Analog AI compute uses the physics of the sensing and computing substrate to perform computation, transforming energy directly into AI inference. This is a different approach to AI compute vs. conventional digital processors, which separate sensing from computation. Analog AI collapses these layers into a unified framework where intelligence begins at the sensor itself.
By the end of 2026 we’ll see initial deployments and adoption of this technology, particularly in robotics, wearables, and autonomous applications, where analog AI enables real-time responsiveness, smoother interactions, longer battery life, and more natural behavior in the devices they power.
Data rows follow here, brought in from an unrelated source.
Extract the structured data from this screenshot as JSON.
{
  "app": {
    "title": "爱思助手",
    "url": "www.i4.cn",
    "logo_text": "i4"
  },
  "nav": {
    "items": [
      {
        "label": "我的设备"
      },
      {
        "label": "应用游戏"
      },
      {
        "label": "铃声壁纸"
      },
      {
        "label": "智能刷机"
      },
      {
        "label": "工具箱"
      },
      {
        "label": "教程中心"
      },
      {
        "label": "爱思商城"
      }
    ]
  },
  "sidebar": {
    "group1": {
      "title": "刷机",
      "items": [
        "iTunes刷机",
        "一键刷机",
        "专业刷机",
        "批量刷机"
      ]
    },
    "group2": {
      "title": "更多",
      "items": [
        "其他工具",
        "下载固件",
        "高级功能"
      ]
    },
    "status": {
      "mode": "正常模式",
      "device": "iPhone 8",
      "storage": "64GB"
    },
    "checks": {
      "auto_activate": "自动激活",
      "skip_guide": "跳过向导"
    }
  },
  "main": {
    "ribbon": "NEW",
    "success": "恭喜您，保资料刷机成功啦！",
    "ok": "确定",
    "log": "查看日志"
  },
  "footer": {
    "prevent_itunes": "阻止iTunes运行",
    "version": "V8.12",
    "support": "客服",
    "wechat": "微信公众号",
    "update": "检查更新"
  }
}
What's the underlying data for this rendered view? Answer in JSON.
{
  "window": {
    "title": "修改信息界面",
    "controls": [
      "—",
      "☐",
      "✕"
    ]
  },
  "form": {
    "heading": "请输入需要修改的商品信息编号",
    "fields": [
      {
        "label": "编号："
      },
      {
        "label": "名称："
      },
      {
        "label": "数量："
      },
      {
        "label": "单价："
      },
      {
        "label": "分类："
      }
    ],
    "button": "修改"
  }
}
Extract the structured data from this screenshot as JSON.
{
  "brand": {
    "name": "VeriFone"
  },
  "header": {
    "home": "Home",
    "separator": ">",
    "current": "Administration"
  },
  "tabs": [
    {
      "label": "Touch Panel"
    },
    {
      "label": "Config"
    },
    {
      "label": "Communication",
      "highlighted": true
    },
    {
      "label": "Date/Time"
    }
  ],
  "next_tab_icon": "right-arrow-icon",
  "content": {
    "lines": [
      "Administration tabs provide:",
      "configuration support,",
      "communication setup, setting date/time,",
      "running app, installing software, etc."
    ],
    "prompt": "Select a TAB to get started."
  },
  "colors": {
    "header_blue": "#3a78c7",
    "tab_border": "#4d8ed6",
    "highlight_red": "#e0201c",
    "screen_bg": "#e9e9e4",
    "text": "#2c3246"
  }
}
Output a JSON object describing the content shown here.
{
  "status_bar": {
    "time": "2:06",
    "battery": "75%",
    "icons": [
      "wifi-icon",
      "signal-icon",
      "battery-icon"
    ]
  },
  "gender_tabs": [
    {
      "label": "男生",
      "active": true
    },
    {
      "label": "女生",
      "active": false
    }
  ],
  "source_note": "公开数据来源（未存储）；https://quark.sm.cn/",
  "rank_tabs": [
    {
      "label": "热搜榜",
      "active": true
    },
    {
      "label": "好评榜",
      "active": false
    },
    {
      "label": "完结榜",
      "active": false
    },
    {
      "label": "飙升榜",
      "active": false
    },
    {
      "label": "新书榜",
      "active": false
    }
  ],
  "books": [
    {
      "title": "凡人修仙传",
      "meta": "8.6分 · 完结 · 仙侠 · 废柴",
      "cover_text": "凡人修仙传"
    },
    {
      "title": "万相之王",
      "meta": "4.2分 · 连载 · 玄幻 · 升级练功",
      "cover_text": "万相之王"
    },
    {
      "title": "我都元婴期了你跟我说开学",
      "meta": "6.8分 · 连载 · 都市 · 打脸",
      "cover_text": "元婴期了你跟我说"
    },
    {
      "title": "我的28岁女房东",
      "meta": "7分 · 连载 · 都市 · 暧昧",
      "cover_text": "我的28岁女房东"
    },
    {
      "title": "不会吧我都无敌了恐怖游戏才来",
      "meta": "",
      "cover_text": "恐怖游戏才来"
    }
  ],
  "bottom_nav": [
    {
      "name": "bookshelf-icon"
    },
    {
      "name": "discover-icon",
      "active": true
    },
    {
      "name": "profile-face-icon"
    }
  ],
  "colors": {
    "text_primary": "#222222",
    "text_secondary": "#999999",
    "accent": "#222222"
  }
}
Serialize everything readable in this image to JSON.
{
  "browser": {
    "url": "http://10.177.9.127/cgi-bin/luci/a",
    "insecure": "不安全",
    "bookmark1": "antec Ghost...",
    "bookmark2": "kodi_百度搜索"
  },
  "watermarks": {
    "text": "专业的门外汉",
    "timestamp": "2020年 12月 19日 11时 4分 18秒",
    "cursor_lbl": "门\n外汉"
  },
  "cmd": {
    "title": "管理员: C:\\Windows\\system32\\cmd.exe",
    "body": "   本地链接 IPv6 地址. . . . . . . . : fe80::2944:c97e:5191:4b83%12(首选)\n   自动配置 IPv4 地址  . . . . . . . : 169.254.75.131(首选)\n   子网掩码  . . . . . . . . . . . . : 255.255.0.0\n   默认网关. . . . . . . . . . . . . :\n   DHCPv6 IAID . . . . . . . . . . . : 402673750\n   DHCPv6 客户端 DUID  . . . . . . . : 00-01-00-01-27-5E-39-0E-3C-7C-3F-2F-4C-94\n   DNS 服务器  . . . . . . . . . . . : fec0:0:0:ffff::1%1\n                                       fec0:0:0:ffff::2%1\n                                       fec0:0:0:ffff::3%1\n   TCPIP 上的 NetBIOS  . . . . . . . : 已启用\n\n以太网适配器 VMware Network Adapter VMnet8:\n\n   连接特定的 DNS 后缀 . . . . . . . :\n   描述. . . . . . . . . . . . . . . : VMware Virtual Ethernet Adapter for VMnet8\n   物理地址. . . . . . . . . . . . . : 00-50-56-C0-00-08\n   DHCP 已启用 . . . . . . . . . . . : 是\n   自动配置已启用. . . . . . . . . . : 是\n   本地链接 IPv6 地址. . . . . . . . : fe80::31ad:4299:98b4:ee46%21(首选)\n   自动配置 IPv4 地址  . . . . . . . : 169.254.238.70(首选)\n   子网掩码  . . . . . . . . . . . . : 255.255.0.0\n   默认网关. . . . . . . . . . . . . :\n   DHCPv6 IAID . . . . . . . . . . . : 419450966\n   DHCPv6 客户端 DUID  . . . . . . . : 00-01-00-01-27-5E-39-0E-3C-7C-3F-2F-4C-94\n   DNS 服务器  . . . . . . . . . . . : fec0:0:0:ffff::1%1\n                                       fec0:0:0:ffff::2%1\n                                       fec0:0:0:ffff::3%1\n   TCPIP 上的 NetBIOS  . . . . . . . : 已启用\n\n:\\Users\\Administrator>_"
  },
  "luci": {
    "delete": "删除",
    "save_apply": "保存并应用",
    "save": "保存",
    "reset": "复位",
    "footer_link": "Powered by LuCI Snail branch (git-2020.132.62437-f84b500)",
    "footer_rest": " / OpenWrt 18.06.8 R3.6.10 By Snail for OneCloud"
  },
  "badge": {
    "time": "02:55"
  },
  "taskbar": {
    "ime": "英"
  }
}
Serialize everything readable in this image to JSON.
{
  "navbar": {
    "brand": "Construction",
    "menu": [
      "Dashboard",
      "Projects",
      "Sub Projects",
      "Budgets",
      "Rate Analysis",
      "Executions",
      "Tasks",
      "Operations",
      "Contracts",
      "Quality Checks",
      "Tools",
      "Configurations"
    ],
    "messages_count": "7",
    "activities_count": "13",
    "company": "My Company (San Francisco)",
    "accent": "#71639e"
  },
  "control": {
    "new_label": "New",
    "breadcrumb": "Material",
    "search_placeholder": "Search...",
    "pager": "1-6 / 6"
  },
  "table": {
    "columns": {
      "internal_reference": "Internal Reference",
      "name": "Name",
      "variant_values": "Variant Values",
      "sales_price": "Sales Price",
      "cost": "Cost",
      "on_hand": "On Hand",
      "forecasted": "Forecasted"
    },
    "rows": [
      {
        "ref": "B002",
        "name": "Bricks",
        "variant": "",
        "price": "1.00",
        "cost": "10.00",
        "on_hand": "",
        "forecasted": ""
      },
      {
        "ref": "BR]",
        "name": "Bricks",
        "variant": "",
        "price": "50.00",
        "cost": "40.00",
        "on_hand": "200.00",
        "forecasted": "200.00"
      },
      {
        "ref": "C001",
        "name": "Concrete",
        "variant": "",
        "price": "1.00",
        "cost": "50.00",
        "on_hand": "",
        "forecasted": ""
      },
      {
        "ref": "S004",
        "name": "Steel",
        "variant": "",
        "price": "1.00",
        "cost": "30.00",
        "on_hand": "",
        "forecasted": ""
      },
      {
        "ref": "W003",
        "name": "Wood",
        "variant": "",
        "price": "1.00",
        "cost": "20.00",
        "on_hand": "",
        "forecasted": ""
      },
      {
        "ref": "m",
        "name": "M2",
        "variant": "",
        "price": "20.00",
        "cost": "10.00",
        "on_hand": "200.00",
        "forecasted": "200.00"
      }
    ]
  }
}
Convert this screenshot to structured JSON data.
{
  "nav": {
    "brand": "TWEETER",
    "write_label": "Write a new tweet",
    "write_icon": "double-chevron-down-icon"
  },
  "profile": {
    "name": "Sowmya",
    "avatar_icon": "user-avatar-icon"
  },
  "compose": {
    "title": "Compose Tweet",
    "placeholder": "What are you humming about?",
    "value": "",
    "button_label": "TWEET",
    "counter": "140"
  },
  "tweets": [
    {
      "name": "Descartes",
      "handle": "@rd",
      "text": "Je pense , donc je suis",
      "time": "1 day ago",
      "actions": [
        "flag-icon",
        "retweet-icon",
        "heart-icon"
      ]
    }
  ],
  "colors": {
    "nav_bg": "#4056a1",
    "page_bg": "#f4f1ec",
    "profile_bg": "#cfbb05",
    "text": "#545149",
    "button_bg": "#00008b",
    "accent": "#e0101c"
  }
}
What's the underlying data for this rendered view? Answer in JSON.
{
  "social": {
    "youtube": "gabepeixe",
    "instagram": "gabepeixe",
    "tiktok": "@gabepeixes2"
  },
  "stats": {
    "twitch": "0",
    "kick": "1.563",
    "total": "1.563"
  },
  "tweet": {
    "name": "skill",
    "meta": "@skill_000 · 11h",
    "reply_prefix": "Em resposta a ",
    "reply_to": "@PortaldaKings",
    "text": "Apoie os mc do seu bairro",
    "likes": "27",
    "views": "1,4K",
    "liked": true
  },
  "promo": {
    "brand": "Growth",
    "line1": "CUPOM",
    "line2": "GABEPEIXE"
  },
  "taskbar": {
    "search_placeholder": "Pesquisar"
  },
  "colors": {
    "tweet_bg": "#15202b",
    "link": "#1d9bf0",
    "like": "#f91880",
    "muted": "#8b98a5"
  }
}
Taken together, these predictions point to a clear direction for 2026: AI will become more physical, decentralized, and embedded, learning directly from the world, reasoning closer to where data is generated, and acting with greater autonomy in dynamic environments. Whether it’s “world models” that blend physics with data-driven dynamics, context-aware audio interfaces in everyday devices, or humanoid robotics enabled by low-latency edge intelligence, the common thread is a move toward systems that don’t just interpret reality, but participate in it.
From Paul Golding’s view of Physical Intelligence and micro-intelligences orchestrating specialized agents, to Max Versace’soutlook on decentralized compute and the rise of analog AI, the message is consistent: future AI breakthroughs will be constrained and enabled, by how efficiently we sense, compute, and respond at the edge. As these capabilities mature, 2026 is likely to mark an inflection point where intelligence becomes more natural, more power-efficient, and more seamlessly integrated into the environments where we live and work.